Bazen tıkanırız. Yeni fikirlere ve taze bakış açılarına ihtiyacımız olur ama bulamayız. Tam olarak nerede arayacağımızı da bilemeyiz.
Mutlaka hepimiz, bilgisayarın başına geçip yaptığımız işin benzerini yapan markaların web sitelerinde gezinmişizdir. YouTube’da videolarını izler, sosyal medya hesaplarını kurcalar, ne yapıyorlar, nasıl yapıyorlar inceleriz. Almanya’da bizimle aynı işi yapan marka şunu yapmış, Amerika’daki o kadın da bunu yapmış, kendi yaptıklarımızla kıyaslarız.
Normal. Rutin olarak yaptığımız bu araştırma ve gözetleme, kendi sektörümüz hakkında bize uluslararası bir kavrayış kazandırır. Yeni fikirler üretmemizi de sağlar. Bazen direkt kopyalarız bazen de gördüğümüz bir uygulamadan yola çıkarak kendi özgün çözümümüzü üretiriz. İş dünyası böyle ilerler.
Ama bu gözetleme sıçramaya neden olmaz.
Sıçramadan kastım şu: Olağan dışı, dengeleri değiştirecek, bulunduğumuz kategoride devrim yaratacak bir fikir ya da uygulama.
Sıçrama yaratacak fikri ya da uygulamayı bu şekilde bulamayız.

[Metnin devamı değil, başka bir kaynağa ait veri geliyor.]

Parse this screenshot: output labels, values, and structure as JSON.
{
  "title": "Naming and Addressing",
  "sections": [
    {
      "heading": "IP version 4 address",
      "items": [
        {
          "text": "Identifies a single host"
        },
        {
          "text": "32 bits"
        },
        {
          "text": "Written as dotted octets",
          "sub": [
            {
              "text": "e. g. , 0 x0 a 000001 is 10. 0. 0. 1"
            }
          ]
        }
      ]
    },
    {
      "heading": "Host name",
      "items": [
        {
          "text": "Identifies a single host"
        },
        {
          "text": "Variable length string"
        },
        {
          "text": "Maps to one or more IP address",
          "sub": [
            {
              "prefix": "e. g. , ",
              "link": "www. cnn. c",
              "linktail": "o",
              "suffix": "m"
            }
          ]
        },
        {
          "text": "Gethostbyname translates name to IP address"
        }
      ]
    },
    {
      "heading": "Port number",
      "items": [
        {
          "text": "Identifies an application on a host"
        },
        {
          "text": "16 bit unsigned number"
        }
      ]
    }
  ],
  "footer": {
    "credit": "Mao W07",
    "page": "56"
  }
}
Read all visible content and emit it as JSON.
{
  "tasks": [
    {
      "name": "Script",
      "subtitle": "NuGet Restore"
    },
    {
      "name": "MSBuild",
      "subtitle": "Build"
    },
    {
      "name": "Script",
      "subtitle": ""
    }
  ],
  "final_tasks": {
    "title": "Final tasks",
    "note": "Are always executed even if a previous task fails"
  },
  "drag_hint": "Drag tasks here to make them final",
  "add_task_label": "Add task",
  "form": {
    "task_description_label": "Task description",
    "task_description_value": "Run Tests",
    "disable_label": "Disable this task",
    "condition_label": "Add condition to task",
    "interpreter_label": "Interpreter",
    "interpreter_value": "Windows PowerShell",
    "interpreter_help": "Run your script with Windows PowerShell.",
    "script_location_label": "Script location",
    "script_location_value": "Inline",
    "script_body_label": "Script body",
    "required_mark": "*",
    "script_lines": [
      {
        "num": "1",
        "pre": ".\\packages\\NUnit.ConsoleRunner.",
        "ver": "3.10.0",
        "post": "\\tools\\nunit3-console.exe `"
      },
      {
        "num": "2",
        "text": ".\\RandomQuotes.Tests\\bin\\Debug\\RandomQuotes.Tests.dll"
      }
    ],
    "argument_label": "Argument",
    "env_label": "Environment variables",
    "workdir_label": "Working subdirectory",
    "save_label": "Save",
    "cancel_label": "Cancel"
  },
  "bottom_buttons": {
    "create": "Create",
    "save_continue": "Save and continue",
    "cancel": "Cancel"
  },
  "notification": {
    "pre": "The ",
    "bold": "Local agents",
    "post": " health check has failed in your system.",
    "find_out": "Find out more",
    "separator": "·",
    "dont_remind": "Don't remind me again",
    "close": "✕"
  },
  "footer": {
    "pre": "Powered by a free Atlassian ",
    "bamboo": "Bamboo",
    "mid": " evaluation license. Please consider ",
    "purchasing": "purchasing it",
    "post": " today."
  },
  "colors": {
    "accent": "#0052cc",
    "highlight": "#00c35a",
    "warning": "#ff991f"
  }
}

Tüm dünyada aynı işi yapan meslek grupları, aynı kategorideki markalar, benzer markaların başındaki yöneticiler, bir ağın içinde birbirlerini gözetler, birbirlerinden haberdar olurlar. Bu da küçük küçük, adım adım gelişime sebep olur. Yeni bir uygulama tüm dünyaya yavaş yavaş dalga dalga yayılır.
Sektör gelişir. Ama bu kimsenin fark yaratmasına sebep olmaz.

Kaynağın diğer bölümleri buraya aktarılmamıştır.